E il mio nome, dal mio ritorno, fu Mabon. Figlio di Modron. Rapito, dal suo grembo, tre giorni dopo la nascita, e confinato nel non tempo dell’Annwfn per contemplare e apprendere le mie arti future. Fui salvato da Artù e dai suoi compagni, ma non ritenni mai che il mio tempo del sogno fosse stata una sorta di prigione. Stavo bene in quella dimora eterna, perché niente vi accadeva che trovasse in qualcosa la sua causa di essere. Solo la consapevolezza immortale pareva scorrere, priva di volontà apparente, la trama infinita degli accadimenti. In quel luogo di beatitudine compresi fino in fondo che differenza ci fosse tra l’ebbrezza estatica della Cicala, per sua natura nemmeno sfiorata dalle successioni lineari di causa ed effetto, e la volontà organizzata, costruttiva e priva di originalità, della Formica. Per equilibrare questa a quella percorsi la Ruota della Vita. Per insegnare agli uomini della carovana che solo nella quiete della sera, una volta raggiunta l’oasi dopo una faticosa giornata di cammino, nella contemplazione che l’anima ha di sé stessa, il sogno spiega nuovamente le sue ali.
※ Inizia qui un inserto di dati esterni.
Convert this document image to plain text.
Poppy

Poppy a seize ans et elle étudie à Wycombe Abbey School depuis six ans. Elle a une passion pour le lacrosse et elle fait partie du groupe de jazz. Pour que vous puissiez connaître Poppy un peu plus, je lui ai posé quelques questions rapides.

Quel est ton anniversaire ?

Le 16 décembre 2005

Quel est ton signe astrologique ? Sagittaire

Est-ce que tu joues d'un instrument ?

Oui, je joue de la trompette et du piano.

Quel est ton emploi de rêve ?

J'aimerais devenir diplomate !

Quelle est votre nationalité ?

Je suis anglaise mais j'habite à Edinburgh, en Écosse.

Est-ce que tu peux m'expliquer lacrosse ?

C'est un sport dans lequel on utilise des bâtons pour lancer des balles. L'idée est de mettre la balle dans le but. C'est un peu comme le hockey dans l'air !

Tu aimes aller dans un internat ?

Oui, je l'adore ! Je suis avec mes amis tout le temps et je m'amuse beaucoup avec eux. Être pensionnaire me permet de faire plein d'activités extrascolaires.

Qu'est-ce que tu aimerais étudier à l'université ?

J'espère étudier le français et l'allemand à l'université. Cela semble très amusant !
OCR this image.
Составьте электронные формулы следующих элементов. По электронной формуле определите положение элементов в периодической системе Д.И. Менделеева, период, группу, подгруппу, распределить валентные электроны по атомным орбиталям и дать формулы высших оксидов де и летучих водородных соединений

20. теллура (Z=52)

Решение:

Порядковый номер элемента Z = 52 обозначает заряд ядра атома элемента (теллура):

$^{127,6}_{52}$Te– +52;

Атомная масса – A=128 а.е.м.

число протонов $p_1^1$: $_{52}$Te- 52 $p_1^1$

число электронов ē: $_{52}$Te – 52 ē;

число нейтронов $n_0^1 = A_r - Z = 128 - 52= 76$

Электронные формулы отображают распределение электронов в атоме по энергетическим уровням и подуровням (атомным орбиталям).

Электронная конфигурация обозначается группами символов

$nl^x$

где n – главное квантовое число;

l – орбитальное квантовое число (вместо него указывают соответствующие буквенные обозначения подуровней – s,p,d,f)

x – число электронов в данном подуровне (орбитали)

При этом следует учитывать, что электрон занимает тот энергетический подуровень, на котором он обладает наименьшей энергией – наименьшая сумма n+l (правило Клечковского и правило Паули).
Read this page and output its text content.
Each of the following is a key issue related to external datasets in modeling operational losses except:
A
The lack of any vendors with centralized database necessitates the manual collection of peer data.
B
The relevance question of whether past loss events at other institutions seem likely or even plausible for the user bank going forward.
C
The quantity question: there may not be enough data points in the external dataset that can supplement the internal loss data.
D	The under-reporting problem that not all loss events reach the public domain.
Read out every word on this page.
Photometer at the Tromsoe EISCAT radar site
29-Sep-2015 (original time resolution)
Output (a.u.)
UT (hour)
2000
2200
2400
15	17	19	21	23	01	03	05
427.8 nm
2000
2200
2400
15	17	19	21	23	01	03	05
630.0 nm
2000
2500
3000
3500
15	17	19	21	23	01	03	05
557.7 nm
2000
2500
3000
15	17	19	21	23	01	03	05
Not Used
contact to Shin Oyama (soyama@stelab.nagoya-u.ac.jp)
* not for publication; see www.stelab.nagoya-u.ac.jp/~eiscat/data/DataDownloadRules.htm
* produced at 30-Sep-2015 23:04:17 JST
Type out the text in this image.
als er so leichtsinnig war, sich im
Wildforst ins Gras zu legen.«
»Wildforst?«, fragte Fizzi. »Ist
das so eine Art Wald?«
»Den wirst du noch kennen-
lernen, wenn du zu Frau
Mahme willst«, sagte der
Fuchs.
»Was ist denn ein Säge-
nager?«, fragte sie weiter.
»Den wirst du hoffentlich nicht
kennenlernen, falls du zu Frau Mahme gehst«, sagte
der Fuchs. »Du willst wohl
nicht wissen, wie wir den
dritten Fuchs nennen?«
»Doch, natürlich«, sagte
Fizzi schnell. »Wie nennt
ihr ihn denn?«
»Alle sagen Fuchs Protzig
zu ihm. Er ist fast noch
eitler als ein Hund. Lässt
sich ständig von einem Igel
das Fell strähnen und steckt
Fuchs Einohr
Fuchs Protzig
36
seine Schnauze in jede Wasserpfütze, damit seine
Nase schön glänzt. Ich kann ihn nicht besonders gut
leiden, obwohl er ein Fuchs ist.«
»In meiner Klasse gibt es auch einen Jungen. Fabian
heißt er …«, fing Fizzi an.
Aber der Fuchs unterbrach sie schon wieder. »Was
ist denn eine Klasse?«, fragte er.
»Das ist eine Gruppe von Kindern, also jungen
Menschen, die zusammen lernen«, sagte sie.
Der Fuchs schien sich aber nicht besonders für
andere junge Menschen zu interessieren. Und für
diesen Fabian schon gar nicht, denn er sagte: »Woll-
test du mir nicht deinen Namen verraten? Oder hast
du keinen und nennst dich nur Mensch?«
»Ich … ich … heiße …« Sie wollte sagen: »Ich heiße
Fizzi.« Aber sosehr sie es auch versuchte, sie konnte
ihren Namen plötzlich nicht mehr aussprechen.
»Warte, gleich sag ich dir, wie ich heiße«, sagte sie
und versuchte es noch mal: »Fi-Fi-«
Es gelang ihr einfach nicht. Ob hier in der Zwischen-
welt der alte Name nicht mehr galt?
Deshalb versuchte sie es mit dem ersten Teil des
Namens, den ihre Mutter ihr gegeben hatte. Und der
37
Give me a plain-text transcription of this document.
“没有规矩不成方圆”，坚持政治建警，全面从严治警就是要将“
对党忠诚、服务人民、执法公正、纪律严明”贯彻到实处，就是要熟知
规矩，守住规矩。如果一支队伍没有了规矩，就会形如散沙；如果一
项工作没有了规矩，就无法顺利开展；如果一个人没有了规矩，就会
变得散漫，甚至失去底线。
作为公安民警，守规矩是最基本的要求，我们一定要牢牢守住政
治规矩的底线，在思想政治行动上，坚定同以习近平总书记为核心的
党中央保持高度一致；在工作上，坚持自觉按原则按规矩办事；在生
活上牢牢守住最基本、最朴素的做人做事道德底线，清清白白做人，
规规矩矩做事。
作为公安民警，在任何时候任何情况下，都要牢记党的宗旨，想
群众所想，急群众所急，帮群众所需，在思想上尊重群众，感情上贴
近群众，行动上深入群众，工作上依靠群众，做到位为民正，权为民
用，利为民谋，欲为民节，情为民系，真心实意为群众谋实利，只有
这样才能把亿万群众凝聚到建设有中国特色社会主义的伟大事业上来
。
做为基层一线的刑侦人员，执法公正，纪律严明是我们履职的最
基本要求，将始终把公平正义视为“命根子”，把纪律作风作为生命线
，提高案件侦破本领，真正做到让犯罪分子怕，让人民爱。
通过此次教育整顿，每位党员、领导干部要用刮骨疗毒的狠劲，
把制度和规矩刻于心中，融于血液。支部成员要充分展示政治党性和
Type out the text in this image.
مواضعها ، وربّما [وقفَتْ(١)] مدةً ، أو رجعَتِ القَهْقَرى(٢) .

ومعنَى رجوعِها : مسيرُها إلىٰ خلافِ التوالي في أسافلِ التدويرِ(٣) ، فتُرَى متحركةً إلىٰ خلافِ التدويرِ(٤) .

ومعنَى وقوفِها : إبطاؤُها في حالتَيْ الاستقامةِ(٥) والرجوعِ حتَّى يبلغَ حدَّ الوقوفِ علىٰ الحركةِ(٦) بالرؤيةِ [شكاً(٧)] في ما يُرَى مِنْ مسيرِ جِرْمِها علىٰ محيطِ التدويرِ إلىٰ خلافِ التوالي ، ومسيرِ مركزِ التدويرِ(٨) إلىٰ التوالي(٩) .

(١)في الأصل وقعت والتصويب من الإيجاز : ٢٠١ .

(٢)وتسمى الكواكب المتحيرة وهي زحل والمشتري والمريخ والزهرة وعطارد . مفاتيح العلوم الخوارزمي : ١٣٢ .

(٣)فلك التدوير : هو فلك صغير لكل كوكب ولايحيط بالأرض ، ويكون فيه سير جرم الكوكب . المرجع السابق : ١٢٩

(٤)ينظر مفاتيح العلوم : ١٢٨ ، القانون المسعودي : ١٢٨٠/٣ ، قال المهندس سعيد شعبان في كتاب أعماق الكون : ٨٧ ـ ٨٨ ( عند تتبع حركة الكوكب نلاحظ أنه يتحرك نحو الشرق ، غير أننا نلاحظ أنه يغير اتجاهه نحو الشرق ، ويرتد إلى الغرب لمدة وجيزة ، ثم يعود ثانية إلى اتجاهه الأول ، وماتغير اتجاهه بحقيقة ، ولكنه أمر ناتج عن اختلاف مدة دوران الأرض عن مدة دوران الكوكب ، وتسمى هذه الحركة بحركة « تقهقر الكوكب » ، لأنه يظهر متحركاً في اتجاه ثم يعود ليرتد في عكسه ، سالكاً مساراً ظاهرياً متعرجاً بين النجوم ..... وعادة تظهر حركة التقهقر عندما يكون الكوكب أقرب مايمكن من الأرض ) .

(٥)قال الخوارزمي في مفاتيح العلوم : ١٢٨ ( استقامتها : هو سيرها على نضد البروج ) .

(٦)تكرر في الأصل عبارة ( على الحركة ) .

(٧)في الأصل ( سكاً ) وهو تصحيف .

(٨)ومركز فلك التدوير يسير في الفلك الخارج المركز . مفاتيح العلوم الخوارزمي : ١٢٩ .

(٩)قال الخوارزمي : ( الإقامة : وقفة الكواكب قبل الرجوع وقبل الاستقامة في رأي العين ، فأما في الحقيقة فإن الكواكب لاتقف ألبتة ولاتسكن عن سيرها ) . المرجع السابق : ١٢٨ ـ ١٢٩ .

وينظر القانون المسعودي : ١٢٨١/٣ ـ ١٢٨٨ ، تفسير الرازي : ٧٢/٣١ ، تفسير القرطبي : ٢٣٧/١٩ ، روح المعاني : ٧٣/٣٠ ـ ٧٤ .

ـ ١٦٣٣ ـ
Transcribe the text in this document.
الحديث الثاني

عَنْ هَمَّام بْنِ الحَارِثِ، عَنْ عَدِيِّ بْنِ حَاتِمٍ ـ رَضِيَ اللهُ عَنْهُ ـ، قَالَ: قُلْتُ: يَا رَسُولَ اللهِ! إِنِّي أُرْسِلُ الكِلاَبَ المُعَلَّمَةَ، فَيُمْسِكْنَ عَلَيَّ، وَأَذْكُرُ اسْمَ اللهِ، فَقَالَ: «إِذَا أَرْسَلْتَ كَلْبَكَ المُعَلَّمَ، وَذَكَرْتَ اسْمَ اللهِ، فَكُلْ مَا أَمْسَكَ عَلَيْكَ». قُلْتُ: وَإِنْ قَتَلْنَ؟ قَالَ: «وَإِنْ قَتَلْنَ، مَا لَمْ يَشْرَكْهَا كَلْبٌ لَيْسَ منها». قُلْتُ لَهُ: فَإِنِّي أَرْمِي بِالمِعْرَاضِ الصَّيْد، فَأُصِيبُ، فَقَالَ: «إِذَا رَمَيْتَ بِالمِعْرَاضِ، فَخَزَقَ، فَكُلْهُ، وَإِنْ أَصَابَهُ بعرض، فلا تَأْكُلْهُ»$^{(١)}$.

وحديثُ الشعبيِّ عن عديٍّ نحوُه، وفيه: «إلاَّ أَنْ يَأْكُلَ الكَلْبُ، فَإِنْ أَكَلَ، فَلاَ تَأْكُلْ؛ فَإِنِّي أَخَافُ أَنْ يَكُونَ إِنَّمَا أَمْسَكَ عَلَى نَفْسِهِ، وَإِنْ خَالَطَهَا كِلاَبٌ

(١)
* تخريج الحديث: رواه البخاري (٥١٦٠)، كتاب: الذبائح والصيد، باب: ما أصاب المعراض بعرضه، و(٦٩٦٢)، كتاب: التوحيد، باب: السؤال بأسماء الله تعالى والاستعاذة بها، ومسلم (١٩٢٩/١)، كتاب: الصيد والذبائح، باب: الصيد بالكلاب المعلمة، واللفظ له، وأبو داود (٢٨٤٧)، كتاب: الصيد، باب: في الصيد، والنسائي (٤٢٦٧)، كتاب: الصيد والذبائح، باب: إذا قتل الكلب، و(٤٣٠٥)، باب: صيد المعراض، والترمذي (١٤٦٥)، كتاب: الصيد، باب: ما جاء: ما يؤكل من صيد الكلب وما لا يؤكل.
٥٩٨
La Ruota intesse sulla terra, nelle infinite sfumature del cielo, le energie del movimento. Perché questo è reso possibile dalla progressione cinetica della luce e dell’ombra. Ogni azione umana, ogni progetto, nasce infatti dallo squilibrio energetico tra ciò che avanza e ciò che recede. Le coppie di opposti che disciplinano ogni recesso della vita umana: la consapevolezza e l’ignoranza, la ragione e l’istinto, la ricchezza e la miseria…la cicala e la formica. Niente è inutile o dannoso, ma, affinché il movimento continui a incarnare la vita trasformandola in storia, qualcosa deve crescere e qualcosa diminuire. Così, da ogni passo si può intuire il successivo, fino a stabilire una prospettiva di senso, un ordine, là dove la differenza energetica stabilisce un movimento.
Ma io sono Mabon, signore della quiete dell’Annwfn, e quando i punti della Ruota raggiungono l’equilibrio dinamico delle forze in campo – ciò che voi umani chiamate equinozio – io offrirò al pellegrino la possibilità di specchiarsi nella propria immagine ancestrale, ammantato della quale, in “illo tempore”, nudo di realizzazioni e desideri, libero da minacce e paure, distaccato da bramosie e attaccamenti, varcava il portale del silenzio. E da questa assenza di movimento, nel pieno sovvertimento della coerenza dei passi, nel buio della pienezza irrisolta, appagata di pura potenzialità, scaturisce infine la scintilla del fuoco alchemico. Il sogno che forgia un nuovo anello della spirale. Quando il cammino riprenderà, sarà rinnovato. Quando la vita riprenderà coscienza di sé, sarà una nuova vita. Questo vi auguro figli miei, che i giorni della mia primavera, che albergate intatti nelle aule più segrete del vostro animo silente, tornino a garrire come stendardi colorati nel tiepido sole del mattino.